Who doesn’t get excited about the latest toys from Apple? We certainly do, but of course we look at everything from the personal privacy perspective. Apple seems to be missing a huge privacy fail after yesterday’s release of the Apple iPhone X: FaceID.
FaceID is touted to be the fastest and most futuristic way to unlock your phone without touching a button. However, this intricate system comprised of an infrared camera, “a11 bionic chip”, flood illumination and a dot projector are about to create a massive privacy invasion!
Consider how this new tool will be exploited by Snapchat and Facebook. They could literally grab a 3D image of your face from your shiny new iPhone and store a crisp 30,000 dot based scan. These scans (which are undoubtedly valuable) will then be sold to third party data brokers.

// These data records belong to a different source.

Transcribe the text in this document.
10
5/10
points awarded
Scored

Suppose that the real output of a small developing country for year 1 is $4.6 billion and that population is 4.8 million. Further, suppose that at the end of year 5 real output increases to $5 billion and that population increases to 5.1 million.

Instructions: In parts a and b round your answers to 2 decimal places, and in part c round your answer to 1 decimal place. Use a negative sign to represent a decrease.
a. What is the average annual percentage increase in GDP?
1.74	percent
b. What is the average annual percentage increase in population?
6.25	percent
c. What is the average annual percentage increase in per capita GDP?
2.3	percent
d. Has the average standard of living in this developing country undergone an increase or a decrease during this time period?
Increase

And, because we know from history that data brokers and credit bureaus have shoddy security practices, imagine a data breach where your crisp 30,000 dot based facial image is available all over the internet.
In another scenario, advertisers could use the hardware to determine your emotional reaction to the content shown to you in realtime. This would all happen without the user realizing it and would be an immensely valuable tool for retailers, advertisers, politicians and anyone else that wants to get inside your head. Remember, companies will go to any length to make a profit.

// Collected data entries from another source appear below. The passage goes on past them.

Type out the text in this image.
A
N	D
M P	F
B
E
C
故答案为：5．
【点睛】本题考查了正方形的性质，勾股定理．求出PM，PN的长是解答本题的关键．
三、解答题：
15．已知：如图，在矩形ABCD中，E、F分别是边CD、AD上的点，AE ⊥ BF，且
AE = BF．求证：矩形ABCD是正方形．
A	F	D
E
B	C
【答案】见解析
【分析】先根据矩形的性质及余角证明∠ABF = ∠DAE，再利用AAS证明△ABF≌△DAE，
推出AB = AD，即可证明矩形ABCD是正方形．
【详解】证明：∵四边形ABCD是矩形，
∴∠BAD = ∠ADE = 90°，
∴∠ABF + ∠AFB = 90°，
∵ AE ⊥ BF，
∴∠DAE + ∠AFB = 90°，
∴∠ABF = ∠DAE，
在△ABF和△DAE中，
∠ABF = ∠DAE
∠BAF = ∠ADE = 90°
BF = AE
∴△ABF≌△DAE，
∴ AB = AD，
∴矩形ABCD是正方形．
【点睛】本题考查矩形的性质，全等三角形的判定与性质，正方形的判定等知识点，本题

Journalists have written about concerns with police forcing an individual to unlock the phone with their face. There are concerns that the technology can predict sexual preferences and even spark mobile application racism. These are all serious concerns that require some pretty quick answers.
PrivacyMate advises you to stay away from the iPhone X until these issues can be researched further. For now, we must all agree it is one big #privacyfail.